Again, common causes are always present. Problems fester until circumstances align to allow a major event to occur. Not taking action on common causes is itself a common cause that heightens the risk of defects. We need to define the common cause problems, measure and analyze these causes, and determine the best methods to improve and control them to minimize defects as much as possible.
Looking at the actual Helicopter Fatality Events as provided by NTSB the number of events with fatalities has not changed much since 1999. This would suggest the number of serious accidents with fatalities has changed very little since 1999. A systemic change is needed to reduce the number of incidents with fatalities.
How do we respond to these events? There are two aspects of our appropriate responses to common cause problems. On a personal level, we need to ask better questions. Does this helicopter have the appropriate safety equipment and measures? Is it really safe to fly in this weather? (Weather is a common cause.) Which is more important to me—speed or safety? And so on.
On an organizational level, we need to get the relevant data and do proper statistical analysis on that data. People in power need to be asking the right questions about processes and systems. Are we spending enough money to make transportation safe and efficient? Are regulations sufficient to minimize risk? And so on.
Looking at the number of Helicopter Events as reported by the NTSB, these Events declined substantially since 1999. So the number of Events has reduced but not the number of Events with fatalities. What combination of common and special causes are contributing to these Events and their severity? What are the metrics that will leads us to understand the variation and how we can control them and control for their effects?

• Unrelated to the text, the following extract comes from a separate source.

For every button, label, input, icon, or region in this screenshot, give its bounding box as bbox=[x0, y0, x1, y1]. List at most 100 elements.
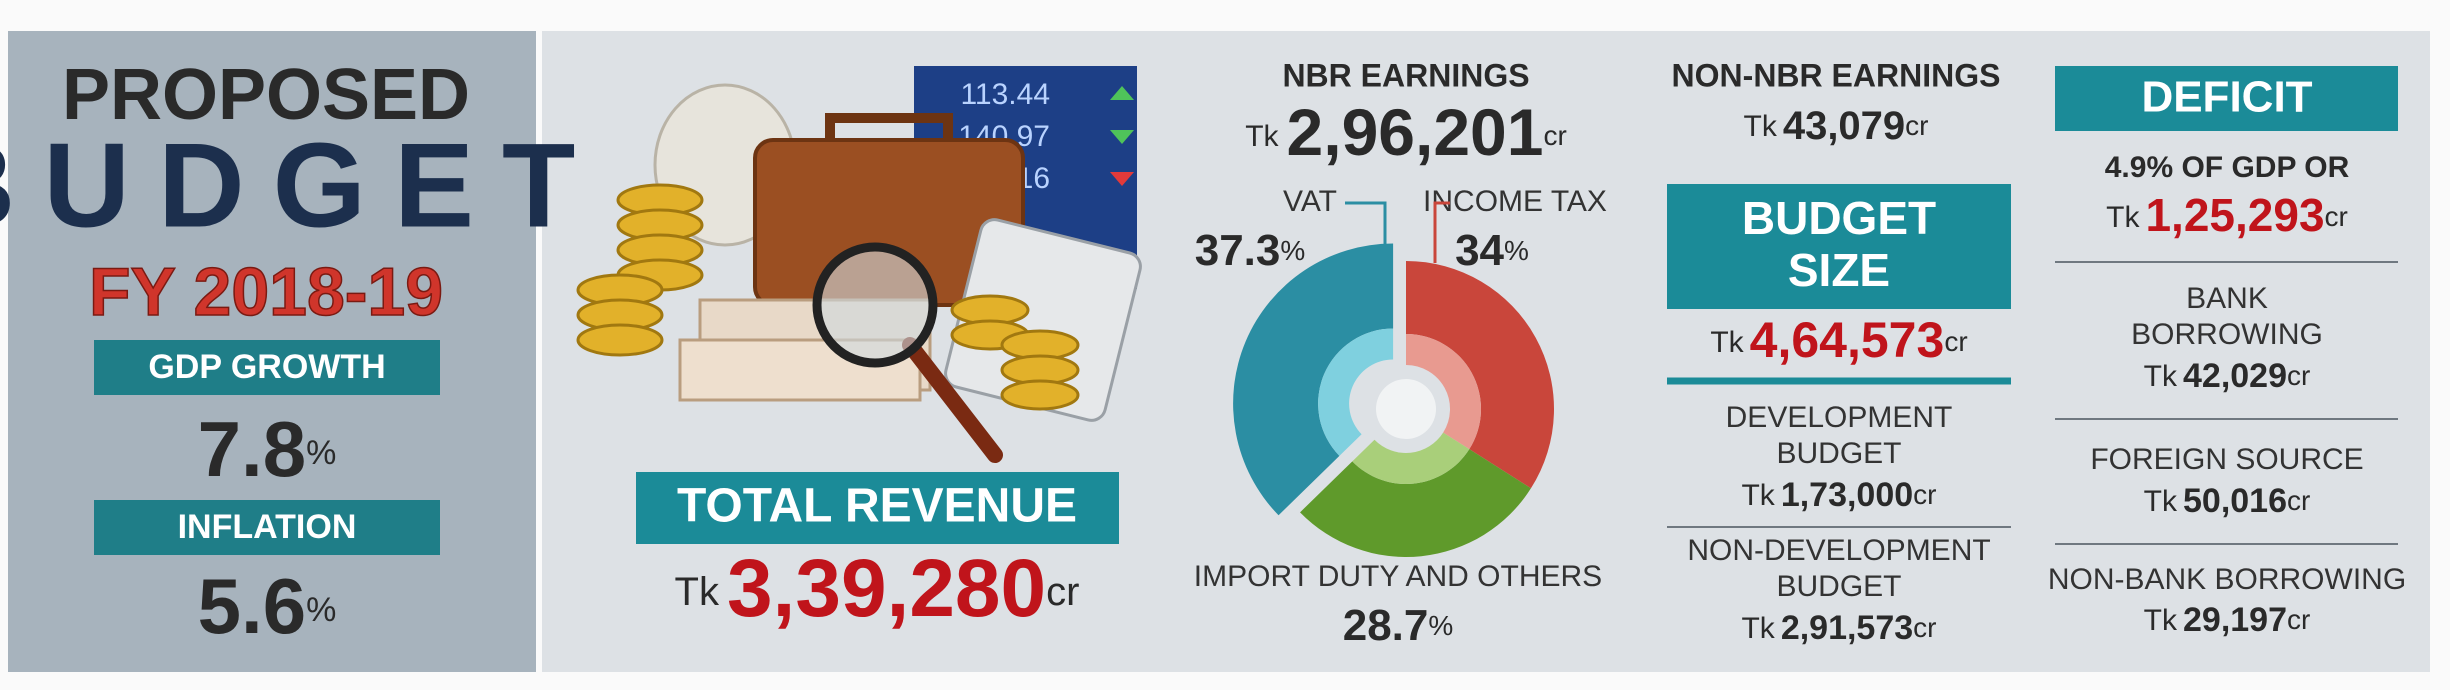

Lean Six Sigma provides the methodology and the tools needed to differentiate special causes and common causes. Incorporating Six Sigma methodology in your organization empowers you to understand the causes that affect your processes and how you can act to improve them.
In the past week there have been a number of news articles examining the helicopter safety record. In some of these articles the interpretation of the historical data needs to be reviewed. Some of the conclusions reported are not consistent with the data. NTSB indicated they will be coming out with an initial report soon. I plan to review this report and follow up.
I am a firm believer that everything happens for a reason. Every tragedy like this is unacceptable but we need to learn and innovate from it. My condolences and prayers go to all of the people affected by this tragedy.